Mário tentou não falar sobre aquilo. Se ofereceu para pagar
uma bebida para ela, mas Tábata não aceitou. Não aceitava favores de estranhos.
“Meu nome é Mário. Eu sou jornalista. E nunca estive nessa rua antes.” Ainda
assim ela não aceitou a bebida, mas brindaram juntos. O maço ficou sobre o
balcão e alternadamente eles puxavam cigarros e acendiam. Tentaram falar sobre
banalidades, mas o corte no rosto da ruiva realmente perturbava o repórter.
“Posso perguntar o que houve, Tábata?” Ela fugiu com os
olhos e voltou a esconder o corte sob os cabelos encaracolados. “Não foi nada,
eu...”, ela olhava para todos os lados, como se tentasse identificar quem ainda
estava no bar àquela hora. Como se tentasse tomar fôlego para criar coragem,
Tábata segurou forte as mãos de Mário. Mas quando parecia que ia começar a
falar, um homem surgiu à porta.
Como já havia amanhecido, tudo que o repórter viu do sujeito
foi a silhueta. O homem parecia ter cerca de dois metros, não tinha cabelo e o
corpo era muito quadrado. Um leve tapa daquela sombra humana já seria capaz de
abrir um corte em Tábata.
Nervosa, a garota acabou derrubando a bebida que estava em
suas mãos. Foi apenas um segundo, mas tempo suficiente para que o sujeito
quadrado sumisse da porta. Enquanto Mário buscava uma toalha para secar Tábata,
ela correu para fora do bar, com Mário logo atrás dela.
Seguiram pela Rua do Meio em direção à Nossa Senhora de
Copacabana. Enquanto corriam, os letreiros iam apagando e as portas dos
estabelecimentos se fechavam. As folhas das amendoeiras, que antes eram bem
verdes, caíam amareladas. Quando o repórter chegou na esquina, não conseguia
dizer para qual direção Tábata havia ido e não via a jovem em lugar nenhum.
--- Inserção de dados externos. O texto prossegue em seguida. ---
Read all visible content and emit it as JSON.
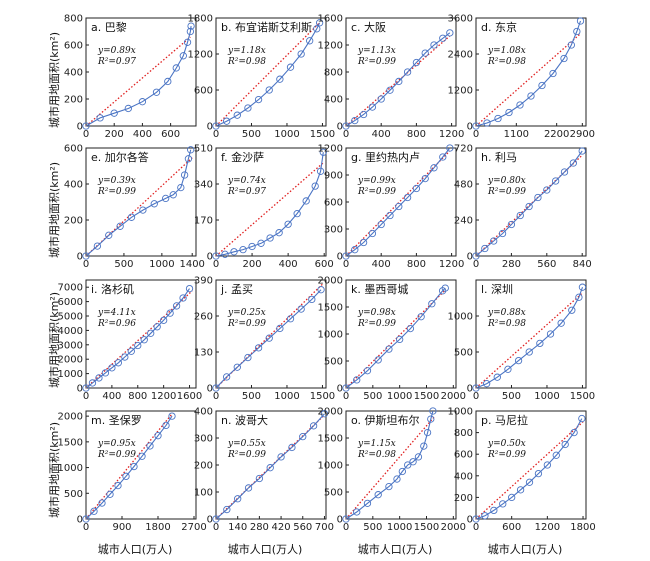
{
  "figure": {
    "x_axis_label": "城市人口(万人)",
    "y_axis_label": "城市用地面积(km²)",
    "colors": {
      "observed": "#4a74c4",
      "fit": "#e02020"
    }
  },
  "chart_data": [
    {
      "id": "a",
      "title": "a. 巴黎",
      "type": "scatter",
      "xlim": [
        0,
        780
      ],
      "ylim": [
        0,
        800
      ],
      "xticks": [
        0,
        200,
        400,
        600
      ],
      "yticks": [
        0,
        200,
        400,
        600,
        800
      ],
      "equation": "y=0.89x",
      "r2": "R²=0.97",
      "fit_slope": 0.89,
      "fit_x_end": 740,
      "points": [
        [
          0,
          0
        ],
        [
          100,
          60
        ],
        [
          200,
          95
        ],
        [
          300,
          130
        ],
        [
          400,
          180
        ],
        [
          500,
          250
        ],
        [
          580,
          330
        ],
        [
          640,
          430
        ],
        [
          690,
          520
        ],
        [
          720,
          620
        ],
        [
          740,
          700
        ],
        [
          745,
          740
        ]
      ]
    },
    {
      "id": "b",
      "title": "b. 布宜诺斯艾利斯",
      "type": "scatter",
      "xlim": [
        0,
        1550
      ],
      "ylim": [
        0,
        1800
      ],
      "xticks": [
        0,
        500,
        1000,
        1500
      ],
      "yticks": [
        0,
        600,
        1200,
        1800
      ],
      "equation": "y=1.18x",
      "r2": "R²=0.98",
      "fit_slope": 1.18,
      "fit_x_end": 1460,
      "points": [
        [
          0,
          0
        ],
        [
          150,
          80
        ],
        [
          300,
          180
        ],
        [
          450,
          300
        ],
        [
          600,
          440
        ],
        [
          750,
          600
        ],
        [
          900,
          780
        ],
        [
          1050,
          980
        ],
        [
          1200,
          1200
        ],
        [
          1320,
          1420
        ],
        [
          1420,
          1620
        ],
        [
          1460,
          1720
        ]
      ]
    },
    {
      "id": "c",
      "title": "c. 大阪",
      "type": "scatter",
      "xlim": [
        0,
        1250
      ],
      "ylim": [
        0,
        1600
      ],
      "xticks": [
        0,
        400,
        800,
        1200
      ],
      "yticks": [
        0,
        400,
        800,
        1200,
        1600
      ],
      "equation": "y=1.13x",
      "r2": "R²=0.99",
      "fit_slope": 1.13,
      "fit_x_end": 1180,
      "points": [
        [
          0,
          0
        ],
        [
          100,
          80
        ],
        [
          200,
          170
        ],
        [
          300,
          280
        ],
        [
          400,
          400
        ],
        [
          500,
          530
        ],
        [
          600,
          660
        ],
        [
          700,
          800
        ],
        [
          800,
          940
        ],
        [
          900,
          1080
        ],
        [
          1000,
          1200
        ],
        [
          1100,
          1300
        ],
        [
          1180,
          1380
        ]
      ]
    },
    {
      "id": "d",
      "title": "d. 东京",
      "type": "scatter",
      "xlim": [
        0,
        3000
      ],
      "ylim": [
        0,
        3600
      ],
      "xticks": [
        0,
        1100,
        2200,
        2900
      ],
      "yticks": [
        0,
        1200,
        2400,
        3600
      ],
      "equation": "y=1.08x",
      "r2": "R²=0.98",
      "fit_slope": 1.08,
      "fit_x_end": 2850,
      "points": [
        [
          0,
          0
        ],
        [
          300,
          100
        ],
        [
          600,
          250
        ],
        [
          900,
          450
        ],
        [
          1200,
          700
        ],
        [
          1500,
          1000
        ],
        [
          1800,
          1350
        ],
        [
          2100,
          1750
        ],
        [
          2400,
          2250
        ],
        [
          2600,
          2700
        ],
        [
          2750,
          3150
        ],
        [
          2850,
          3500
        ]
      ]
    },
    {
      "id": "e",
      "title": "e. 加尔各答",
      "type": "scatter",
      "xlim": [
        0,
        1450
      ],
      "ylim": [
        0,
        600
      ],
      "xticks": [
        0,
        500,
        1000,
        1400
      ],
      "yticks": [
        0,
        200,
        400,
        600
      ],
      "equation": "y=0.39x",
      "r2": "R²=0.99",
      "fit_slope": 0.39,
      "fit_x_end": 1400,
      "points": [
        [
          0,
          0
        ],
        [
          150,
          55
        ],
        [
          300,
          115
        ],
        [
          450,
          165
        ],
        [
          600,
          215
        ],
        [
          750,
          255
        ],
        [
          900,
          290
        ],
        [
          1050,
          320
        ],
        [
          1150,
          340
        ],
        [
          1250,
          380
        ],
        [
          1300,
          450
        ],
        [
          1350,
          540
        ],
        [
          1380,
          590
        ]
      ]
    },
    {
      "id": "f",
      "title": "f. 金沙萨",
      "type": "scatter",
      "xlim": [
        0,
        610
      ],
      "ylim": [
        0,
        510
      ],
      "xticks": [
        0,
        200,
        400,
        600
      ],
      "yticks": [
        0,
        170,
        340,
        510
      ],
      "equation": "y=0.74x",
      "r2": "R²=0.97",
      "fit_slope": 0.74,
      "fit_x_end": 600,
      "points": [
        [
          0,
          0
        ],
        [
          50,
          8
        ],
        [
          100,
          20
        ],
        [
          150,
          30
        ],
        [
          200,
          45
        ],
        [
          250,
          60
        ],
        [
          300,
          85
        ],
        [
          350,
          110
        ],
        [
          400,
          150
        ],
        [
          450,
          200
        ],
        [
          500,
          260
        ],
        [
          550,
          330
        ],
        [
          580,
          400
        ],
        [
          595,
          490
        ]
      ]
    },
    {
      "id": "g",
      "title": "g. 里约热内卢",
      "type": "scatter",
      "xlim": [
        0,
        1250
      ],
      "ylim": [
        0,
        1200
      ],
      "xticks": [
        0,
        400,
        800,
        1200
      ],
      "yticks": [
        0,
        300,
        600,
        900,
        1200
      ],
      "equation": "y=0.99x",
      "r2": "R²=0.99",
      "fit_slope": 0.99,
      "fit_x_end": 1180,
      "points": [
        [
          0,
          0
        ],
        [
          100,
          70
        ],
        [
          200,
          150
        ],
        [
          300,
          250
        ],
        [
          400,
          350
        ],
        [
          500,
          450
        ],
        [
          600,
          550
        ],
        [
          700,
          650
        ],
        [
          800,
          750
        ],
        [
          900,
          860
        ],
        [
          1000,
          980
        ],
        [
          1100,
          1100
        ],
        [
          1180,
          1200
        ]
      ]
    },
    {
      "id": "h",
      "title": "h. 利马",
      "type": "scatter",
      "xlim": [
        0,
        870
      ],
      "ylim": [
        0,
        720
      ],
      "xticks": [
        0,
        280,
        560,
        840
      ],
      "yticks": [
        0,
        240,
        480,
        720
      ],
      "equation": "y=0.80x",
      "r2": "R²=0.99",
      "fit_slope": 0.8,
      "fit_x_end": 840,
      "points": [
        [
          0,
          0
        ],
        [
          70,
          50
        ],
        [
          140,
          100
        ],
        [
          210,
          150
        ],
        [
          280,
          210
        ],
        [
          350,
          270
        ],
        [
          420,
          330
        ],
        [
          490,
          390
        ],
        [
          560,
          440
        ],
        [
          630,
          500
        ],
        [
          700,
          560
        ],
        [
          770,
          620
        ],
        [
          840,
          700
        ]
      ]
    },
    {
      "id": "i",
      "title": "i. 洛杉矶",
      "type": "scatter",
      "xlim": [
        0,
        1700
      ],
      "ylim": [
        0,
        7500
      ],
      "xticks": [
        0,
        400,
        800,
        1200,
        1600
      ],
      "yticks": [
        0,
        1000,
        2000,
        3000,
        4000,
        5000,
        6000,
        7000
      ],
      "equation": "y=4.11x",
      "r2": "R²=0.96",
      "fit_slope": 4.11,
      "fit_x_end": 1640,
      "points": [
        [
          0,
          0
        ],
        [
          100,
          350
        ],
        [
          200,
          700
        ],
        [
          300,
          1050
        ],
        [
          400,
          1400
        ],
        [
          500,
          1750
        ],
        [
          600,
          2150
        ],
        [
          700,
          2550
        ],
        [
          800,
          2950
        ],
        [
          900,
          3350
        ],
        [
          1000,
          3800
        ],
        [
          1100,
          4250
        ],
        [
          1200,
          4700
        ],
        [
          1300,
          5200
        ],
        [
          1400,
          5700
        ],
        [
          1500,
          6250
        ],
        [
          1600,
          6900
        ]
      ]
    },
    {
      "id": "j",
      "title": "j. 孟买",
      "type": "scatter",
      "xlim": [
        0,
        1550
      ],
      "ylim": [
        0,
        390
      ],
      "xticks": [
        0,
        500,
        1000,
        1500
      ],
      "yticks": [
        0,
        130,
        260,
        390
      ],
      "equation": "y=0.25x",
      "r2": "R²=0.99",
      "fit_slope": 0.25,
      "fit_x_end": 1500,
      "points": [
        [
          0,
          0
        ],
        [
          150,
          40
        ],
        [
          300,
          75
        ],
        [
          450,
          110
        ],
        [
          600,
          145
        ],
        [
          750,
          180
        ],
        [
          900,
          215
        ],
        [
          1050,
          250
        ],
        [
          1200,
          285
        ],
        [
          1350,
          320
        ],
        [
          1480,
          355
        ]
      ]
    },
    {
      "id": "k",
      "title": "k. 墨西哥城",
      "type": "scatter",
      "xlim": [
        0,
        2050
      ],
      "ylim": [
        0,
        2000
      ],
      "xticks": [
        0,
        500,
        1000,
        1500,
        2000
      ],
      "yticks": [
        0,
        500,
        1000,
        1500,
        2000
      ],
      "equation": "y=0.98x",
      "r2": "R²=0.99",
      "fit_slope": 0.98,
      "fit_x_end": 1850,
      "points": [
        [
          0,
          0
        ],
        [
          200,
          150
        ],
        [
          400,
          320
        ],
        [
          600,
          520
        ],
        [
          800,
          720
        ],
        [
          1000,
          900
        ],
        [
          1200,
          1100
        ],
        [
          1400,
          1320
        ],
        [
          1600,
          1560
        ],
        [
          1800,
          1800
        ],
        [
          1850,
          1850
        ]
      ]
    },
    {
      "id": "l",
      "title": "l. 深圳",
      "type": "scatter",
      "xlim": [
        0,
        1550
      ],
      "ylim": [
        0,
        1500
      ],
      "xticks": [
        0,
        500,
        1000,
        1500
      ],
      "yticks": [
        0,
        500,
        1000
      ],
      "equation": "y=0.88x",
      "r2": "R²=0.98",
      "fit_slope": 0.88,
      "fit_x_end": 1500,
      "points": [
        [
          0,
          0
        ],
        [
          150,
          60
        ],
        [
          300,
          150
        ],
        [
          450,
          260
        ],
        [
          600,
          380
        ],
        [
          750,
          500
        ],
        [
          900,
          620
        ],
        [
          1050,
          750
        ],
        [
          1200,
          900
        ],
        [
          1350,
          1080
        ],
        [
          1450,
          1260
        ],
        [
          1500,
          1400
        ]
      ]
    },
    {
      "id": "m",
      "title": "m. 圣保罗",
      "type": "scatter",
      "xlim": [
        0,
        2750
      ],
      "ylim": [
        0,
        2100
      ],
      "xticks": [
        0,
        900,
        1800,
        2700
      ],
      "yticks": [
        0,
        500,
        1000,
        1500,
        2000
      ],
      "equation": "y=0.95x",
      "r2": "R²=0.99",
      "fit_slope": 0.95,
      "fit_x_end": 2150,
      "points": [
        [
          0,
          0
        ],
        [
          200,
          150
        ],
        [
          400,
          310
        ],
        [
          600,
          480
        ],
        [
          800,
          650
        ],
        [
          1000,
          830
        ],
        [
          1200,
          1020
        ],
        [
          1400,
          1220
        ],
        [
          1600,
          1420
        ],
        [
          1800,
          1620
        ],
        [
          2000,
          1820
        ],
        [
          2150,
          2000
        ]
      ]
    },
    {
      "id": "n",
      "title": "n. 波哥大",
      "type": "scatter",
      "xlim": [
        0,
        710
      ],
      "ylim": [
        0,
        400
      ],
      "xticks": [
        0,
        140,
        280,
        420,
        560,
        700
      ],
      "yticks": [
        0,
        100,
        200,
        300,
        400
      ],
      "equation": "y=0.55x",
      "r2": "R²=0.99",
      "fit_slope": 0.55,
      "fit_x_end": 700,
      "points": [
        [
          0,
          0
        ],
        [
          70,
          35
        ],
        [
          140,
          75
        ],
        [
          210,
          115
        ],
        [
          280,
          150
        ],
        [
          350,
          190
        ],
        [
          420,
          230
        ],
        [
          490,
          265
        ],
        [
          560,
          305
        ],
        [
          630,
          345
        ],
        [
          700,
          390
        ]
      ]
    },
    {
      "id": "o",
      "title": "o. 伊斯坦布尔",
      "type": "scatter",
      "xlim": [
        0,
        2050
      ],
      "ylim": [
        0,
        2000
      ],
      "xticks": [
        0,
        500,
        1000,
        1500,
        2000
      ],
      "yticks": [
        0,
        500,
        1000,
        1500,
        2000
      ],
      "equation": "y=1.15x",
      "r2": "R²=0.98",
      "fit_slope": 1.15,
      "fit_x_end": 1650,
      "points": [
        [
          0,
          0
        ],
        [
          200,
          130
        ],
        [
          400,
          290
        ],
        [
          600,
          450
        ],
        [
          800,
          600
        ],
        [
          950,
          740
        ],
        [
          1050,
          880
        ],
        [
          1150,
          1000
        ],
        [
          1250,
          1060
        ],
        [
          1350,
          1150
        ],
        [
          1450,
          1350
        ],
        [
          1520,
          1600
        ],
        [
          1580,
          1850
        ],
        [
          1620,
          2000
        ]
      ]
    },
    {
      "id": "p",
      "title": "p. 马尼拉",
      "type": "scatter",
      "xlim": [
        0,
        1850
      ],
      "ylim": [
        0,
        1000
      ],
      "xticks": [
        0,
        600,
        1200,
        1800
      ],
      "yticks": [
        0,
        200,
        400,
        600,
        800,
        1000
      ],
      "equation": "y=0.50x",
      "r2": "R²=0.99",
      "fit_slope": 0.5,
      "fit_x_end": 1800,
      "points": [
        [
          0,
          0
        ],
        [
          150,
          30
        ],
        [
          300,
          80
        ],
        [
          450,
          140
        ],
        [
          600,
          200
        ],
        [
          750,
          270
        ],
        [
          900,
          340
        ],
        [
          1050,
          420
        ],
        [
          1200,
          500
        ],
        [
          1350,
          590
        ],
        [
          1500,
          690
        ],
        [
          1650,
          800
        ],
        [
          1780,
          930
        ]
      ]
    }
  ]
}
Parado na via principal do bairro, ele buscava nos bolsos
seu maço de Yellows, mas logo lembrou que os cigarros haviam ficado sobre o
balcão do bar. Foi então que virou-se para a Rua do Meio e ela já não estava
mais lá. Via apenas a agência dos Correios que sempre estivera ali.
Mário não sabia exatamente o que se passara nas últimas
horas, mas precisava descobrir com urgência quem era Tábata. E o que havia
acontecido com ela. E, principalmente, como voltar para a Rua do Meio.